Essa família Cordeiro era composta do
pai, Pedro Cordeiro, proprietário de uma indústria de bebidas alcoólicas, da
mãe e quatro filhas casadoiras.
Já estivera Pedro Cordeiro em excelente
situação financeira, mas era gastador e imprevidente, a prova estava naquela
casa de veraneio, batida sobre sólidos alicerces de pedra, ampla e confortável,
quase tão rica quanto sua residência na cidade.
Gastara um dinheirão para construí-la,
dera festa de arromba ao inaugurá-la. Satisfazia todos os caprichos das filhas,
até lancha a motor comprara para elas.
A mãe comandava as meninas na busca de
noivos. Era um sem-fim de festinhas na casa de janelas verdes, pares dançando
na grande sala sobre o mar, onde, depois, o comandante instalaria o telescópio.
As moças partiam de lancha, demoravam-se à
noite nos rochedos, saíam para piqueniques em Paripe, não sossegavam um momento,
eram a alma do veraneio. Uma delas, a segunda, Rosalva, conseguira noivar no
ano anterior com um agrónomo, já não buscava à noite os caminhos da praia,
agarradinha com o noivo na varanda, de mãos dadas. De mãos, boca e coxas, como
esclarecia seu Adriano Meira, o da lanterna.
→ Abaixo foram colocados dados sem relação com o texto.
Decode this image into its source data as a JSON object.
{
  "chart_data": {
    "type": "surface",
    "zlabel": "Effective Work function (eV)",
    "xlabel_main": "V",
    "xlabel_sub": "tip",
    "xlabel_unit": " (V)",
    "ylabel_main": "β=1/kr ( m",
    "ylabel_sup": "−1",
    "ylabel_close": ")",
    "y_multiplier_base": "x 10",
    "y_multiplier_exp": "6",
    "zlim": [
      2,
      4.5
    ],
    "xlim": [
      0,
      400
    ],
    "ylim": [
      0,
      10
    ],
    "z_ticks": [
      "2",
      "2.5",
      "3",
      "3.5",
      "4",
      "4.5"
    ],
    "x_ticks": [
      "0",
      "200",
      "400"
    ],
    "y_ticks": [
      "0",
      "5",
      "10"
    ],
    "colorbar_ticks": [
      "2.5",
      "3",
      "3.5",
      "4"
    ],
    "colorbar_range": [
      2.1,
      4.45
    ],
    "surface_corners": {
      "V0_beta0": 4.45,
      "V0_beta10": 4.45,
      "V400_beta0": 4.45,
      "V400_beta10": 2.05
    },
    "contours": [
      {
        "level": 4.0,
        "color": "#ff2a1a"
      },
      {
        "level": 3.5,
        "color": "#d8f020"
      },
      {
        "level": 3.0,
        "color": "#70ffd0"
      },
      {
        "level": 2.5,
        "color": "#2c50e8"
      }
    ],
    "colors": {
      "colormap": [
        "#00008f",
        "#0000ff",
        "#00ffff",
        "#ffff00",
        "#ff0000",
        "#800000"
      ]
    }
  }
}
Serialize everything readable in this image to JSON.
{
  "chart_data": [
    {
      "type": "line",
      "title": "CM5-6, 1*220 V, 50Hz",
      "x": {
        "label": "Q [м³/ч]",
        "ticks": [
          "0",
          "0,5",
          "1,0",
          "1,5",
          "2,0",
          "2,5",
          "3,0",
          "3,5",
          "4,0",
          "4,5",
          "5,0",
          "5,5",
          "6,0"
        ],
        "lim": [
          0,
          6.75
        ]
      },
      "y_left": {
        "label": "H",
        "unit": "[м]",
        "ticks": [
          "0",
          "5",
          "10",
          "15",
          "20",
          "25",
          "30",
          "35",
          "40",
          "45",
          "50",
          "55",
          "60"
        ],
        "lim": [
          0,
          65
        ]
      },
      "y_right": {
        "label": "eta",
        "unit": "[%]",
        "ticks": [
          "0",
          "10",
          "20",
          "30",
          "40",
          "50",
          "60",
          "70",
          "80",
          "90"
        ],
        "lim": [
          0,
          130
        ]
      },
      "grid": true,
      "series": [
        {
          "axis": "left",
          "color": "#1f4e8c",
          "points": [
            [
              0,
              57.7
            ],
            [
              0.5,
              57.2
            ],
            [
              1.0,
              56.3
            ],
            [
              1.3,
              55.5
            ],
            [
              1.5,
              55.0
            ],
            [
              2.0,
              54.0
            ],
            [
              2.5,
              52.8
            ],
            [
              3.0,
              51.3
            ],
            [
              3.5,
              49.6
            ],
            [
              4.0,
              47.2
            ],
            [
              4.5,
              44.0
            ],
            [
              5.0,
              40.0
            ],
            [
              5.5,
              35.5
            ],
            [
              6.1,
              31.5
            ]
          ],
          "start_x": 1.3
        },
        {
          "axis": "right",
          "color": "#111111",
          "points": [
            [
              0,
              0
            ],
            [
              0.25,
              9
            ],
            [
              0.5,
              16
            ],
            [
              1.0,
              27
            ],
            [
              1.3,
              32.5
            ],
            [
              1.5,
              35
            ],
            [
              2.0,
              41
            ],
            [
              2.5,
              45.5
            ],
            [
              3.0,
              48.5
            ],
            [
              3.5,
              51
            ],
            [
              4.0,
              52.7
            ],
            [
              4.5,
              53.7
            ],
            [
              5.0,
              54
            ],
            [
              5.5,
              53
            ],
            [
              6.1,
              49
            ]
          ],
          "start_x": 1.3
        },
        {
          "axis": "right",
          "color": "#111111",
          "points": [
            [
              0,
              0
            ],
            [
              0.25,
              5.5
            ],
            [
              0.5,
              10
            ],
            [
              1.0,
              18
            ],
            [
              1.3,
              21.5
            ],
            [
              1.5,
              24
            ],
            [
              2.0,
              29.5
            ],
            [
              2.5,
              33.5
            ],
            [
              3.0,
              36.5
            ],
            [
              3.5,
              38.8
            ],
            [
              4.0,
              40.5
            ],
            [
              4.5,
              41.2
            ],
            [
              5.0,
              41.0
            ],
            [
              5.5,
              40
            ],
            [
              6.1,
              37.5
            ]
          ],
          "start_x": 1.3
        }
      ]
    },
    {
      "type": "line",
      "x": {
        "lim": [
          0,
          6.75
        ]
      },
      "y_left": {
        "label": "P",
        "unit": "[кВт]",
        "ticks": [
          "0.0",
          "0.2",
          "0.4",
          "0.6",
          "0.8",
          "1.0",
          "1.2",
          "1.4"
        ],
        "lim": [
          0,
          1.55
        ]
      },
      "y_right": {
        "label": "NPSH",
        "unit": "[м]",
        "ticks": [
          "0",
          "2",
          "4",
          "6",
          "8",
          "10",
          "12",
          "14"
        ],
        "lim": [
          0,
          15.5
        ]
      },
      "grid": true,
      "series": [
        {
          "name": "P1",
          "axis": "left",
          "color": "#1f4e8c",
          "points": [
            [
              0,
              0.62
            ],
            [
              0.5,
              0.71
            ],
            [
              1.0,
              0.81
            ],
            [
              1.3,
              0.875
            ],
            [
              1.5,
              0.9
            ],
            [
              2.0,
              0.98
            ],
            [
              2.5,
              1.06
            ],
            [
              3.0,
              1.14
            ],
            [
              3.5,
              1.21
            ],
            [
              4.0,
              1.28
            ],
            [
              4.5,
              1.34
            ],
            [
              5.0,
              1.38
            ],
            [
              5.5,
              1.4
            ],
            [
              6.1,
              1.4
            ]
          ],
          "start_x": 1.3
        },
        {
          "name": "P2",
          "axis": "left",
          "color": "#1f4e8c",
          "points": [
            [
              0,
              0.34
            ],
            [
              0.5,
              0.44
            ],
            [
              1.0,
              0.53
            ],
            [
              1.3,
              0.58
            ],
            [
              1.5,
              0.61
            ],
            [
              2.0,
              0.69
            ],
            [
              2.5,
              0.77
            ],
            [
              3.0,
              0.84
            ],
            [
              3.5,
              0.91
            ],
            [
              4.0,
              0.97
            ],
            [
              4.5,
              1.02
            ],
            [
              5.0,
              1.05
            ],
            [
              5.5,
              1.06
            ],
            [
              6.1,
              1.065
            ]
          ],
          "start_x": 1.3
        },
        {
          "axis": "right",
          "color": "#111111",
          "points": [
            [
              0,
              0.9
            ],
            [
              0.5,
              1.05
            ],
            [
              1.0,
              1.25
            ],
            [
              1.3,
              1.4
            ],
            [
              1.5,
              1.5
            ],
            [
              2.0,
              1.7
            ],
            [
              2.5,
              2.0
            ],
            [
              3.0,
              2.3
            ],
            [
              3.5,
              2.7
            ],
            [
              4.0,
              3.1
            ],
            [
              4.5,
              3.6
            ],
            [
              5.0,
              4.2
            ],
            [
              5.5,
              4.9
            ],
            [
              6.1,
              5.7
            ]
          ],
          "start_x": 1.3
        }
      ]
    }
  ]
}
No carnaval, houve dança de sábado a
terça-feira na residência de Pedro Cordeiro. E, alguns dias depois, o
escândalo: Adélia, a mais jovem das quatro, morena e inconformada, sumira
levando sua roupa e as melhores das irmãs, e de contrapeso, o Dr. Aristides
Melo, médico e casado.
Praticamente toda a população assistiu ao espectáculo
dado pela esposa abandonada, a invadir em prantos o lar desfeito dos Cordeiros,
a reclamar aos berros o marido que a “putinha de sua filha me roubou”.
Fugiram
os Cordeiros de Periperi, e ainda se comentava o acontecido quando retumbou o
tiro com que Pedro Cordeiro, no escritório da fábrica na Bahia, se suicidara ao
ser decretada sua falência.
Os ecos do tiro chegavam de trem ao subúrbio,
acompanhados de uma onda de boatos: todos os bens do suicida estavam
hipotecados, credores indóceis cercavam o cadáver, o agrónomo rompera o
noivado, montado em severas razões: família desmoralizada, noiva sem dote.
Outra filha, a mais velha, amigara-se também com homem casado, uma espécie de
maldição ou de moda na família. Não se conversava outro assunto e as senhoras
sussurravam detalhes escabrosos dos namoros das meninas Cordeiro.